1. Introduction
A 42-years old caucasian woman was admitted to our hospital because of jaundice developed some days earlier. Her history was positive for mixed connective tissue disease and autoimmune thrombocytopenia treated for several months with oral corticosteroids. At admission, a contrast-enhanced CT scan of the abdomen revealed an enlargement of the head of the pancreas, marked dilation of the main bile duct and moderately dilated intrahepatic bile ducts (figure 1). An endoscopic ultrasound guided fine needle aspiration (FNA) was performed; histology was negative for neoplastic cells and immunohistochemistry with positive staining for cytokeratin (CK)19, but negative staining for Insulin-like growth factor II mRNA-binding protein (IMP)-3 together with a low (MIB)-1 labelling index (<2%) was consistent with an inflammatory process. Endoscopic retrograde cholangio pancreatography (ERCP) for biliary stenting was complicated by hemoperitoneum and the patient was transferred to the surgery unit and, subsequently, because of hemodynamic instability to the ICU. During recovery and resolution of jaundice a spontaneous free colonic perforation occurred and the patient underwent left-sided colectomy together with an ileostomy in the right hemi-abdomen. Histological evaluation of the surgical specimen was consistent with CMV infection. The patient slowly recovered and was discharged after three months. She was readmitted 1 month later because of malnutrition and dehydration; in this occasion a contrast-enhanced ultrasound (US) evaluation of the pancreas revealed no focal lesion and a globally moderately dilated main pancreatic duct consistent with chronic pancreatitis (figure 2). At this moment, repeated determination of blood glucose revealed diabetes mellitus that was treated with Insulin.
Several investigations including serum IgG4 and mutations of the cystic fibrosis transmembrane conductance regulator gene were negative. Autoimmunity testing revealed positivity for antinuclear antibodies (ANA) (1:160) and anti smooth muscle antibodies (ASMA) (1:80). Complement levels were low (C3: 76 mg/dl [normal levels: 90-180 mg/dl]; C4: 9 mg/dl [normal levels:10-40 mg/dl]) and microscopic analysis of urines was positive for hyaline cylinders with a creatinine clearance of 77 ml/min. The patient was stabilized and weight gain was obtained by introducing oral pancreatic enzyme supplementation with pancrelipase 150 mg b.i.d. (10.000 units of lipase, 8000 units of amylase and 600 units of protease per tablet). Based on clinical, immunological and biochemical parameters the diagnosis of chronic lupus-associated pancreatitis was made and the patient was discharged on low-dose methylprednisolone.
2. Discussion
This is to the best of our knowledge the first description of a lupus-associated chronic pancreatitis mimicking pancreatic cancer. The modality of presentation with obstructive jaundice is frequently reported in type 1 autoimmune pancreatitis. Pancreatic ductal cancer was ruled out by means of the recently re-evaluated immunohistochemical markers for pancreatic neoplasia [1,2] and autoimmune type 1 pancreatitis was excluded because of the absence of high serum IgG4 levels [3].
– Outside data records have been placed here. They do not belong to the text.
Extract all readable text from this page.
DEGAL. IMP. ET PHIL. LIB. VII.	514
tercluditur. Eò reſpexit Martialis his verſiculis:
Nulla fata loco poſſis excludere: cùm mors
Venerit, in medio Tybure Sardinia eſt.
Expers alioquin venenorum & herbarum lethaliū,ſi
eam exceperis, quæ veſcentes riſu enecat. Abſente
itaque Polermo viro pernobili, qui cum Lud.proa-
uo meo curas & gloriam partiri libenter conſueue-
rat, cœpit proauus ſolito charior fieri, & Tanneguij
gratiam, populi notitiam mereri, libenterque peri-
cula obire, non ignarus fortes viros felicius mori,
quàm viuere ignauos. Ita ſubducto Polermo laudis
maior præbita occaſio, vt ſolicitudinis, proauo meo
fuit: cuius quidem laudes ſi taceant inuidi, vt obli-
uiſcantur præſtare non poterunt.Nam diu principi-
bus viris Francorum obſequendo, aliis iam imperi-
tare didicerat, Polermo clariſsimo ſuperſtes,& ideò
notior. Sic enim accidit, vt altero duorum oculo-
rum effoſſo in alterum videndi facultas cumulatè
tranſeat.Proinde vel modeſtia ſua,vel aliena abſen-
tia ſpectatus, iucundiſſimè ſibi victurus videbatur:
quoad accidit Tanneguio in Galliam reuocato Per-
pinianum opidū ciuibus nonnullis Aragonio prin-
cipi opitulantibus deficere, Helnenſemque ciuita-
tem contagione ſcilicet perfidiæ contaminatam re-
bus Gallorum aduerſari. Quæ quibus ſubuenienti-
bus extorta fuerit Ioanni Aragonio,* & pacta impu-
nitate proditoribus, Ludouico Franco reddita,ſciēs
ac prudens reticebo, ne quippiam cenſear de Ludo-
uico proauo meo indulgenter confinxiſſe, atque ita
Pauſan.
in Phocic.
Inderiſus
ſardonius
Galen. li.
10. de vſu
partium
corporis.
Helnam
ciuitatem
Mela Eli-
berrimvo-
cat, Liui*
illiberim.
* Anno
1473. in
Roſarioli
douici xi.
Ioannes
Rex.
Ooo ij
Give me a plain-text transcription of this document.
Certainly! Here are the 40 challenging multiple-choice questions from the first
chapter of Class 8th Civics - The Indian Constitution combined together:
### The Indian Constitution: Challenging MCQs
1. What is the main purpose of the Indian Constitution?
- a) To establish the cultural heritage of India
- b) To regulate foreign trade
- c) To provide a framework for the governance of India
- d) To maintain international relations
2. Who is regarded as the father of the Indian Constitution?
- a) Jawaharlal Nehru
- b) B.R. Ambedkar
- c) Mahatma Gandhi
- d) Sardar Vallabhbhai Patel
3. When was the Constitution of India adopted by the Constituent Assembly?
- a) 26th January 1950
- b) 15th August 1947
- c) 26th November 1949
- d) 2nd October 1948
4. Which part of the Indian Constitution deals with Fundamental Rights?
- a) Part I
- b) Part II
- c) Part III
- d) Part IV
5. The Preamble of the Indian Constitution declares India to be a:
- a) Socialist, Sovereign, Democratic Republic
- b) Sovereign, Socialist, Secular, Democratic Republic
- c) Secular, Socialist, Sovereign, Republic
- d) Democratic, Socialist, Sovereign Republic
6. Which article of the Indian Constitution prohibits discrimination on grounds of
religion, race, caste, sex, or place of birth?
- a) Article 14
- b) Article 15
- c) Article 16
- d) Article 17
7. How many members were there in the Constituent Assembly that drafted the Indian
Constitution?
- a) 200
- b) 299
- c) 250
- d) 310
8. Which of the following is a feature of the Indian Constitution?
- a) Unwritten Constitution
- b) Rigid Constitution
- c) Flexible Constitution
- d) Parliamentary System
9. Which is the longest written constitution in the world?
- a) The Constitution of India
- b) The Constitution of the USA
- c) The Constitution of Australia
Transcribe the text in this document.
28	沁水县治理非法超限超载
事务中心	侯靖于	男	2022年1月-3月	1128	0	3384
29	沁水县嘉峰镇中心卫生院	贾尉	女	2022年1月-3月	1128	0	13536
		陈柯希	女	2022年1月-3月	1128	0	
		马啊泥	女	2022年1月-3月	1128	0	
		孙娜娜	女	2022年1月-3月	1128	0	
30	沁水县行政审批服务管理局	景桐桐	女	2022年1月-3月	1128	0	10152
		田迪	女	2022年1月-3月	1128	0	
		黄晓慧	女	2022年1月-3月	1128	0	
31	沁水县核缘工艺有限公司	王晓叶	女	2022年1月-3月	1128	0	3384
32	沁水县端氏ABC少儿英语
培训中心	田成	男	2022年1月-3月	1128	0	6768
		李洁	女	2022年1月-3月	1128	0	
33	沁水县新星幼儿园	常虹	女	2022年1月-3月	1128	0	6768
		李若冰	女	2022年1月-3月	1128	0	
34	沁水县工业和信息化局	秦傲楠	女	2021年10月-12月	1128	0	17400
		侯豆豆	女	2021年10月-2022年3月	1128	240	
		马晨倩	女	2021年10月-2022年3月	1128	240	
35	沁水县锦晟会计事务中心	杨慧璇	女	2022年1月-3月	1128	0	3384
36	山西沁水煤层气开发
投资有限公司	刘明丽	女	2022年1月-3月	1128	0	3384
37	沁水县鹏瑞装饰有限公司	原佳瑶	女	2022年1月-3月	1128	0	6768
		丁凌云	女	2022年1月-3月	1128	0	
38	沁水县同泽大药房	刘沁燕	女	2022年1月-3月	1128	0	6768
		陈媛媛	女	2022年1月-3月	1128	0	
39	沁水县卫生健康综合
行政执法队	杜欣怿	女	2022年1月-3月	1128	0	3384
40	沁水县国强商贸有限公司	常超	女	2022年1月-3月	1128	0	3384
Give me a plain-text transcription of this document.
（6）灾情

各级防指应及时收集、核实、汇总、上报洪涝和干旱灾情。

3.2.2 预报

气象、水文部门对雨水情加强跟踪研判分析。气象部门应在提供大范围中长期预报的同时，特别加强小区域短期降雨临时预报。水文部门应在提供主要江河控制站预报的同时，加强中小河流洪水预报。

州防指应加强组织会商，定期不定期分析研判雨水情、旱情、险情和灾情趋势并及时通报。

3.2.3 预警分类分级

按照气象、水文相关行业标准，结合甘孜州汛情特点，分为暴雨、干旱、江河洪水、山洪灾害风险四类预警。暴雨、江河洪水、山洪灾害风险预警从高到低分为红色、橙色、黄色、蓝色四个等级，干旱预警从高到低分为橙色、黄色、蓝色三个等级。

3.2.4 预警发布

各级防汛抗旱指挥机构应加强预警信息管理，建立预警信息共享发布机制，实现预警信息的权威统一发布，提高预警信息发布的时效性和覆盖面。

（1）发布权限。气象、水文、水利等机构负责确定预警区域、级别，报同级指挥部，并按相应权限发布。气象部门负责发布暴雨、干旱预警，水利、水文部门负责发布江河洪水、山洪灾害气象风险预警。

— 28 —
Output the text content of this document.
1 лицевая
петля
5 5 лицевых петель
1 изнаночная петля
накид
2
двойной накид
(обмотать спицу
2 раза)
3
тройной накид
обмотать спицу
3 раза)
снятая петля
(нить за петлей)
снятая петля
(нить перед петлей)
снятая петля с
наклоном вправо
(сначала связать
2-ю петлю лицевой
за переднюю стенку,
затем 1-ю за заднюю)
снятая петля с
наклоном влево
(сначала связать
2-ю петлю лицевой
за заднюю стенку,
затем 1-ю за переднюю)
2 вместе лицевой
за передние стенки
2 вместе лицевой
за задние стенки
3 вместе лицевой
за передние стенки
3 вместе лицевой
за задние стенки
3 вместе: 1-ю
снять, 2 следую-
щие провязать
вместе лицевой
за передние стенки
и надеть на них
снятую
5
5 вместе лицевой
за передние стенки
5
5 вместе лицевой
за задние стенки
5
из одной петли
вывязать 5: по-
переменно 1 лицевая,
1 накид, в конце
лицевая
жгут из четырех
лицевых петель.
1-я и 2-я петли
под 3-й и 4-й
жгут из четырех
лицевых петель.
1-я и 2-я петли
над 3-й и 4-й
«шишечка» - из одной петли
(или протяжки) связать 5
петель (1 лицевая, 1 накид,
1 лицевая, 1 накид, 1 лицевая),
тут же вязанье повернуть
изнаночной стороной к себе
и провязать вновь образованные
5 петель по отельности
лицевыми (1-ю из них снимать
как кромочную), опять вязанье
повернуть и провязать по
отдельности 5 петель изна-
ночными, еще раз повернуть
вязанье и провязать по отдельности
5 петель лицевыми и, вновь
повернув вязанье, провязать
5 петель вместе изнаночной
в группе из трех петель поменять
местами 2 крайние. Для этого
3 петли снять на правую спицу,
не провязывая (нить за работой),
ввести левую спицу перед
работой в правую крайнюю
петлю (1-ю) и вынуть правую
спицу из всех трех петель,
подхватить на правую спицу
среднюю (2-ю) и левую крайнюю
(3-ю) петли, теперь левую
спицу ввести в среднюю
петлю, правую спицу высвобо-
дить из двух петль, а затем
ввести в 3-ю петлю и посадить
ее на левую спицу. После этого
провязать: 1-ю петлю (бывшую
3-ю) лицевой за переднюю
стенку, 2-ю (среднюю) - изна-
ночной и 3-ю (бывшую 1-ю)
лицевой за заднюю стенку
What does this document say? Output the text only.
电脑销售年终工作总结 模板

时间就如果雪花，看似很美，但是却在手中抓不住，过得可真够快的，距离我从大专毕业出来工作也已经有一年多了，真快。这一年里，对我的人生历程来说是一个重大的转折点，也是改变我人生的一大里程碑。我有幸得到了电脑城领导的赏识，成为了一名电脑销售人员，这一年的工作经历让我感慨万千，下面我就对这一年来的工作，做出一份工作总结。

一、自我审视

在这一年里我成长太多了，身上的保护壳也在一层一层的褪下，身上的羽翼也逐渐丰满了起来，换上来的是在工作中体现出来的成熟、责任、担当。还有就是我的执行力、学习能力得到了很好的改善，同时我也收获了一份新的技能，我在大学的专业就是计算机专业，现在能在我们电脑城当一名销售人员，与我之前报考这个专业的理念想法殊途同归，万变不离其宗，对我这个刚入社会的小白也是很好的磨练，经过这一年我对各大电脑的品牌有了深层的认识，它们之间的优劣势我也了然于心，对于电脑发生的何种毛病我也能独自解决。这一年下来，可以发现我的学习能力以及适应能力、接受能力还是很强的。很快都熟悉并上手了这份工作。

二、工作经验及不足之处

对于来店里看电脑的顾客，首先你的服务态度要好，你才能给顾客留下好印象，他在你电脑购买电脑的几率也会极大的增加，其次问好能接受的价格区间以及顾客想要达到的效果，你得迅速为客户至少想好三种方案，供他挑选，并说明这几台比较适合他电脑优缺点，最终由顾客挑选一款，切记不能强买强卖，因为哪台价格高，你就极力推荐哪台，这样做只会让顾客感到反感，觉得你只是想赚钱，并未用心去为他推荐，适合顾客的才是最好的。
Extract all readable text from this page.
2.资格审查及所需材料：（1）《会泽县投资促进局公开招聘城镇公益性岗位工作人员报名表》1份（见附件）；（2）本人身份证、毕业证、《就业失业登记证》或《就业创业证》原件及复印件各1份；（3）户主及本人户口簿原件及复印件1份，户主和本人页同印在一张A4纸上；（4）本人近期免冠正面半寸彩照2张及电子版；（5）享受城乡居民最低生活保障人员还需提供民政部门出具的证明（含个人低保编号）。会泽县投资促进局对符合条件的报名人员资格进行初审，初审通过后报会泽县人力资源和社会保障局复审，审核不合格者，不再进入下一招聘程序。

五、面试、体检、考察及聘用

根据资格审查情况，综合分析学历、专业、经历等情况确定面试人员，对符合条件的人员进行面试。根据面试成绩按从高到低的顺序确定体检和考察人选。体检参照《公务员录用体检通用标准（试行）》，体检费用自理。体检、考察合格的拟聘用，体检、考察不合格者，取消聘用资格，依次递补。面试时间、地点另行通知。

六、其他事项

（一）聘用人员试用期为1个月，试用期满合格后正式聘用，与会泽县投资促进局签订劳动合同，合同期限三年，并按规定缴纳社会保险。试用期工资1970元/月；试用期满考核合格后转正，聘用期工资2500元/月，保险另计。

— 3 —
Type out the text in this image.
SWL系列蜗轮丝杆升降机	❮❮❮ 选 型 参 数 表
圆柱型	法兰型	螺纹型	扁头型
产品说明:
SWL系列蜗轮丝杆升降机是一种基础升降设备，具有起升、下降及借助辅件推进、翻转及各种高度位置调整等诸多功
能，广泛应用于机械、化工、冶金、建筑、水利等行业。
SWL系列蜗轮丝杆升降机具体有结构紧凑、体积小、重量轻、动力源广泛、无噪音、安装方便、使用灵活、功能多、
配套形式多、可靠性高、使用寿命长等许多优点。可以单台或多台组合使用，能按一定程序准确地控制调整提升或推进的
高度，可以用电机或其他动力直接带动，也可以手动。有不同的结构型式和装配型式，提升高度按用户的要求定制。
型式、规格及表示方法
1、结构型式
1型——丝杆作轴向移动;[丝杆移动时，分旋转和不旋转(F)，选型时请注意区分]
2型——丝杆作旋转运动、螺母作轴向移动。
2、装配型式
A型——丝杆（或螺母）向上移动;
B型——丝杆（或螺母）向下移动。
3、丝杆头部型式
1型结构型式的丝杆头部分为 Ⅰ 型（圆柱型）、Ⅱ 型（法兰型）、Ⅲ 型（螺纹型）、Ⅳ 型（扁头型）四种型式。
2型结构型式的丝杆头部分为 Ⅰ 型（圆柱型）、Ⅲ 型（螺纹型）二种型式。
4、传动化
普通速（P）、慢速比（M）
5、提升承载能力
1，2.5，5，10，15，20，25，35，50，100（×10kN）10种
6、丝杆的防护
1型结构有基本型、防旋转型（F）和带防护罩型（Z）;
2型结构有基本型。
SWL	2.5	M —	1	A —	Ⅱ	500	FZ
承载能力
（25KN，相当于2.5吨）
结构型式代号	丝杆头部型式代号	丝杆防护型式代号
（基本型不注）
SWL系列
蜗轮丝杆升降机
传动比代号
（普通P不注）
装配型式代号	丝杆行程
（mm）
Chronic pancreatitis associated with systemic lupus erythematosus (SLE) is limited to a few case reports [4-7] and represents a rare finding. In an analysis on 136 patients with SLE,10 patients with clinical or subclinical pancreatitis were identified [8]. On logistic regression among the associated variables, thrombocytopenia as in our case, was identified. In the present case the diagnosis of SLE was made after the diagnosis of pancreatitis and was based on the recently revised criteria of the American College of Rheumatology (ACR), the Systemic Lupus International Collaboration Clinics (SLICC) criteria [9]. Diagnosis is based on the fulfillment of at least four criteria (out of seventeen) with at least one clinical criterion (in our patient: thrombocytopenia, hyaline cylinders in urines) and one immunologic criterion (in our patient: ANA positivity and low C3 and C4 levels). These new SLICC criteria were found ta have a greater sensitivity (94%) and equal specificity (92%) compared with the former revised criteria of the American College of Rheumatology [10].
Therapy of SLE is based on immunosuppressive drugs, first of all corticosteroids. This therapy was employed in our patient controlling thrombocytopenia. Long-term strategies with non-steroid regimens including rituximab are under evaluation.
3. Conclusion
In conclusion, we reported on a patient with autoimmune pathologies presenting with obstructive jaundice and an enlarged pancreatic head mimicking pancreatic cancer. After excluding pancreatic carcinoma, diagnosis converged on lupus-associated chronic pancreatitis.